I was born and raised and lived, for 44 years, in New York City. Some folks, including the ones who live there, don’t know that NYC consists of 5 boroughs – Manhattan, Bronx, Brooklyn, Queens and Staten Island. Only the Bronx is part of the mainland United States, the rest of the boroughs are islands or are on an island. And there are actually people who live in Brooklyn and Queens who don’t know that they live on Long Island, I don’t know where the hell they think they live but…I once had an argument with a reasonably intelligent, educated man about this. We had been out on the island, which in NYC means you went over the city line into Nassau and Suffolk counties. Luckily he had a map in the car and I pulled it out to show him that Long Island contained 4 counties, Brooklyn (Kings county for you purists), Queens, Nassau and Suffolk. Brooklyn and Queens being part of New York City and Nassau and Suffolk not part of NYC but only New York State.

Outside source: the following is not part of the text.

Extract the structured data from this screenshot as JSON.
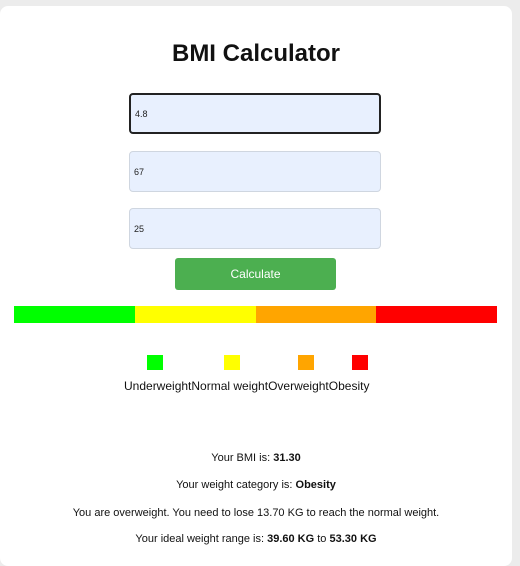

Now then, for another little linguistic NYC quirk. Back in the day, my day at least, before Brooklyn became famous, Brooklyn, Queens, the Bronx and Staten Island were called the “outer boroughs” and Manhattan was called “the city” by all the residents. If you lived in Queens and were going into Manhattan you said “I’m going into the city’.  I was once accused of not really being from NYC because I referred to Manhattan as Manhattan, not the city.  Guy was a moron of course.  As it happened, from my late teens on, my work and social circles consisted of people from all over the world – and Manhattan, they understood, “the city” confused them. Eh.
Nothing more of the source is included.